17. The United States agrees to the following:
(a) Upon the Court’s acceptance of the guilty plea called for by this Plea Agreement and the imposition of the recommended sentence and subject to the exceptions noted in Paragraph 17(c), the United States will not bring criminal charges against any current [or former] director, officer, or employee of the defendant [or its [related entities for any act or offense committed before the date of this Plea Agreement and while that person was acting as a director, officer, or employee of the defendant [or its [related entities that was undertaken in furtherance of an antitrust conspiracy involving the [manufacture or sale] of [PRODUCT] (“Relevant Offense”)[,with the exception that the protections granted in this paragraph shall not apply to the Carve-outs].

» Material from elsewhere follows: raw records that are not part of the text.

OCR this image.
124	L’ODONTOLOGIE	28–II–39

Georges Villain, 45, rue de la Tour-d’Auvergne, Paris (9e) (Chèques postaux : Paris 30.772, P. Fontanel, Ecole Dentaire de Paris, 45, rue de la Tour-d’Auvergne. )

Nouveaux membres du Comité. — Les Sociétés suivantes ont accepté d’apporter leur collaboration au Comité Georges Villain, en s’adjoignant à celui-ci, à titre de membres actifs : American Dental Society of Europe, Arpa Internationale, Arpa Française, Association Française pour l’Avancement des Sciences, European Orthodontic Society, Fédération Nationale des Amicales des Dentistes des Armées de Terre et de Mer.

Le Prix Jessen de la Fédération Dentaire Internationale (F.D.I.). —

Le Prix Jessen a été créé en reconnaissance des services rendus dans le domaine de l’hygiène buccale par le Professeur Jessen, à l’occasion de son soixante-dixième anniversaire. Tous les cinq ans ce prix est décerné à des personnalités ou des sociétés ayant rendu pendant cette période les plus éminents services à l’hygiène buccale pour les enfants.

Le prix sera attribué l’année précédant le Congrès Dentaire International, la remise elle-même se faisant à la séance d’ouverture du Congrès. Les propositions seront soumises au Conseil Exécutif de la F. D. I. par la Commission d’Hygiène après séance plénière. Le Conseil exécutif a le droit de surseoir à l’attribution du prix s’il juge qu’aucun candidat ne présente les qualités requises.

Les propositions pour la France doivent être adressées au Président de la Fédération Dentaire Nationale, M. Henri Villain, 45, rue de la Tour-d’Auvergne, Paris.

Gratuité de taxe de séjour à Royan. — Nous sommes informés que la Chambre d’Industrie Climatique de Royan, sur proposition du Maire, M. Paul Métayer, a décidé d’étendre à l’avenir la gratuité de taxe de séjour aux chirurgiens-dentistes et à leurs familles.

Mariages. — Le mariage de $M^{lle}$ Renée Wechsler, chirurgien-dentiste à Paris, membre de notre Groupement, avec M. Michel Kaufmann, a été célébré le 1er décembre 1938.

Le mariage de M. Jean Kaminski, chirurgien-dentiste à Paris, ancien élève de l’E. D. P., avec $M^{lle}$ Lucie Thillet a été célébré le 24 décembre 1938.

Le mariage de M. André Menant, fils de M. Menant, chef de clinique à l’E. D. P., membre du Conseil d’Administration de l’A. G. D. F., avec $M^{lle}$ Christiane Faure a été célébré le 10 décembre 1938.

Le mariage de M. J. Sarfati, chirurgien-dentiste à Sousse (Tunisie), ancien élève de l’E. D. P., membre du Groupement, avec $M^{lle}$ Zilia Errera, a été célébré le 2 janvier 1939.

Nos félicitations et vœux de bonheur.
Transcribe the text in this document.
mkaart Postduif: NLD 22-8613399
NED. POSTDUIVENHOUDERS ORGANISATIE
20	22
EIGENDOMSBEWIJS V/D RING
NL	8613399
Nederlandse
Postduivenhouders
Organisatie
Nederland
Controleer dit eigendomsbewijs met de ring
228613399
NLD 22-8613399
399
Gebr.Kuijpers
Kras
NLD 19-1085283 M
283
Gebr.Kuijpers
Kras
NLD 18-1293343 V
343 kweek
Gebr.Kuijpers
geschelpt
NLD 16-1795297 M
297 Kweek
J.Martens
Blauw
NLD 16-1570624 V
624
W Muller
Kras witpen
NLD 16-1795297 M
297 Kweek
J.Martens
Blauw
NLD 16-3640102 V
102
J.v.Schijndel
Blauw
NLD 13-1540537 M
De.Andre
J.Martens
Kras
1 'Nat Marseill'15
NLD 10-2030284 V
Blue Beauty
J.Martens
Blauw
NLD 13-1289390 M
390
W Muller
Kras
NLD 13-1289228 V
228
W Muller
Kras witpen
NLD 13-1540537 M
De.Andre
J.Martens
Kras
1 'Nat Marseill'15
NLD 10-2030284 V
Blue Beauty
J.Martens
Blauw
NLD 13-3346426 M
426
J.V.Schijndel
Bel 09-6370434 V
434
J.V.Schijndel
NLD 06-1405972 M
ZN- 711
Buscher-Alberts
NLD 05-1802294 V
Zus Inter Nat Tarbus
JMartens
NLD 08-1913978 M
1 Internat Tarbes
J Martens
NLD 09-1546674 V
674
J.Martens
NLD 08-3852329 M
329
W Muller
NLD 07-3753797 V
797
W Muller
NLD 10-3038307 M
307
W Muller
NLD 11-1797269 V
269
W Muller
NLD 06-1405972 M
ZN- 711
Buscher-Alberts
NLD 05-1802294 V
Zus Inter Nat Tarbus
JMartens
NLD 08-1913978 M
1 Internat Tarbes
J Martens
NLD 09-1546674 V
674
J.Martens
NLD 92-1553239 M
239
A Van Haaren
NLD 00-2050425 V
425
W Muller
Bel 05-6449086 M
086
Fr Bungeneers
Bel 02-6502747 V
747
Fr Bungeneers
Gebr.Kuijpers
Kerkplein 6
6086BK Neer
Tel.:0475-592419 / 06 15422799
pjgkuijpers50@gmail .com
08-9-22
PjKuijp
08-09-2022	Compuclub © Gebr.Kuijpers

With this change to the Division’s model corporate plea agreement, the only information that would now be exempt from public disclosure in a plea agreement is the names of the carved-out individuals. The public could still be informed of the fact that a certain number of employees are excluded from the protections of the plea agreement. This approach would strike an appropriate balance between informing the public of the contents of the plea agreement, while at the same time avoiding the stigmatizing effect of naming the carve-outs therein.
A. Paul Victor and Seth C. Farber are partners and Brandon W. Duke is an associate in the antitrust practice group in the New York City office of Winston & Strawn LLP.
All views expressed in this article are strictly the views of the three authors and not those of Winston & Strawn LLP or any of its clients.